Integer oneMore = Integer.parseInt( digit ) + 1; // Evaluate ++digit
... and your parsing fails here.
string.replaceFirst( p.toString(), oneMore.toString() ); //
This would work (but convert the pattern again to string and back to pattern).
Here how I would do this:
String string = "0_Beginning";
Pattern p = Pattern.compile( "^(\\d+)(?=_.*)" );
Matcher matcher = p.matcher(string);
StringBuffer result = new StringBuffer();
while(matcher.find()) {
int number = Integer.parseInt(matcher.group());
m.appendReplacement(result, String.valueOf(number + 1));
}
m.appendTail(result);
return result.toString(); // 1_Beginning
(Of course, for your regex the loop will only execute once, since the regex is anchored.)
Edit: To clarify my statement about string.replaceFirst:
This method does not return a pattern, but uses one internally. From the documentation:
Replaces the first substring of this string that matches the given regular expression with the given replacement.
An invocation of this method of the form str.replaceFirst(regex, repl) yields exactly the same result as the expression
Pattern.compile(regex).matcher(str).replaceFirst(repl)
Here we see that a new pattern is compiled from the first argument.
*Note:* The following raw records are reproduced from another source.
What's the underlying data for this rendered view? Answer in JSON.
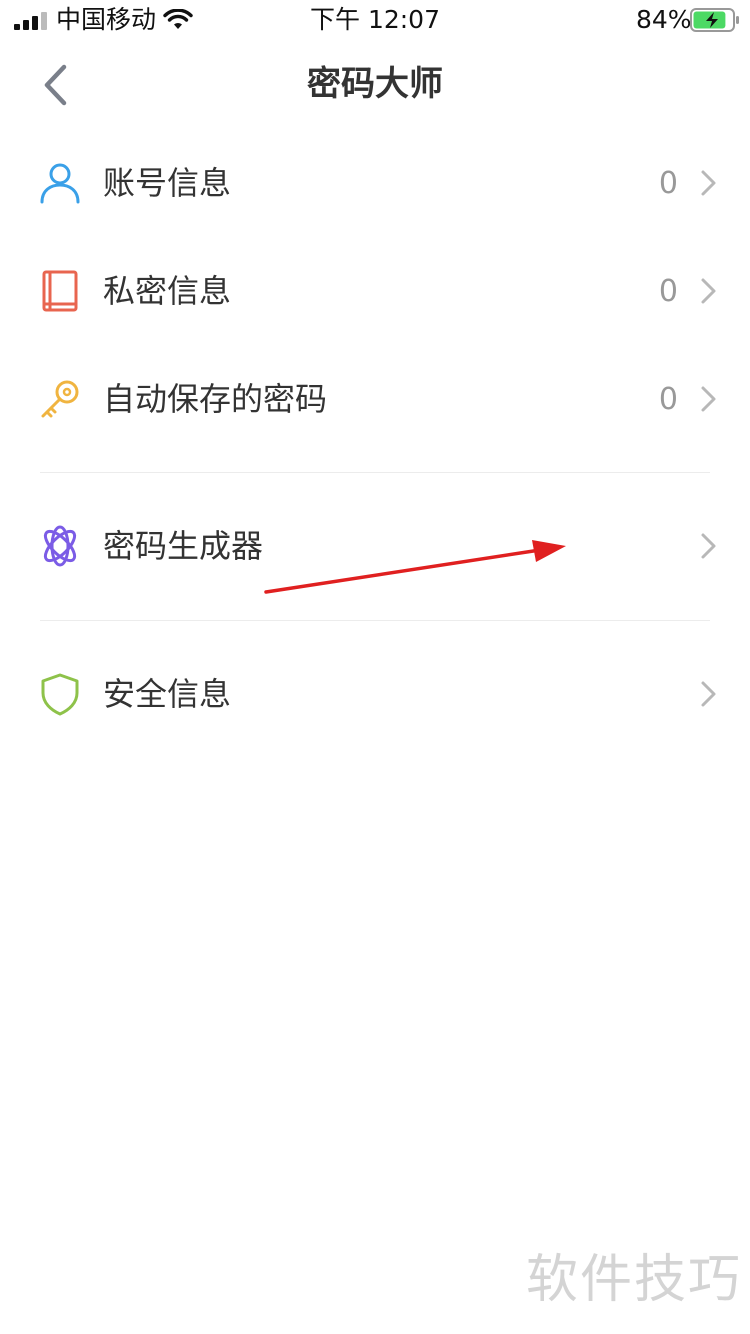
{
  "status_bar": {
    "carrier": "中国移动",
    "time": "下午 12:07",
    "battery_percent": "84%",
    "battery_level": 0.84,
    "battery_color": "#4cd964"
  },
  "nav": {
    "title": "密码大师",
    "back_icon": "chevron-left-icon"
  },
  "menu": {
    "group1": [
      {
        "label": "账号信息",
        "count": "0",
        "icon": "user-icon",
        "icon_color": "#3aa0e8"
      },
      {
        "label": "私密信息",
        "count": "0",
        "icon": "book-icon",
        "icon_color": "#e8654f"
      },
      {
        "label": "自动保存的密码",
        "count": "0",
        "icon": "key-icon",
        "icon_color": "#f0b440"
      }
    ],
    "group2": [
      {
        "label": "密码生成器",
        "icon": "atom-icon",
        "icon_color": "#7b5ce6"
      }
    ],
    "group3": [
      {
        "label": "安全信息",
        "icon": "shield-icon",
        "icon_color": "#8ec24a"
      }
    ]
  },
  "annotation": {
    "arrow_color": "#e02020"
  },
  "watermark": "软件技巧"
}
This also shows us another way to do what you did want to do:
String string = "0_Beginning";
Pattern p = Pattern.compile( "^(\\d+)(?=_.*)" );
Matcher m = p.matcher(string);
if(m.find()) {
digit = m.group();
int oneMore = Integer.parseInt( digit ) + 1
return m.replaceFirst(string, String.valueOf(oneMore));
}
This only compiles the pattern once, instead of thrice like in your original program - but still does the matching twice (once for find, once for replaceFirst), instead of once like in my program.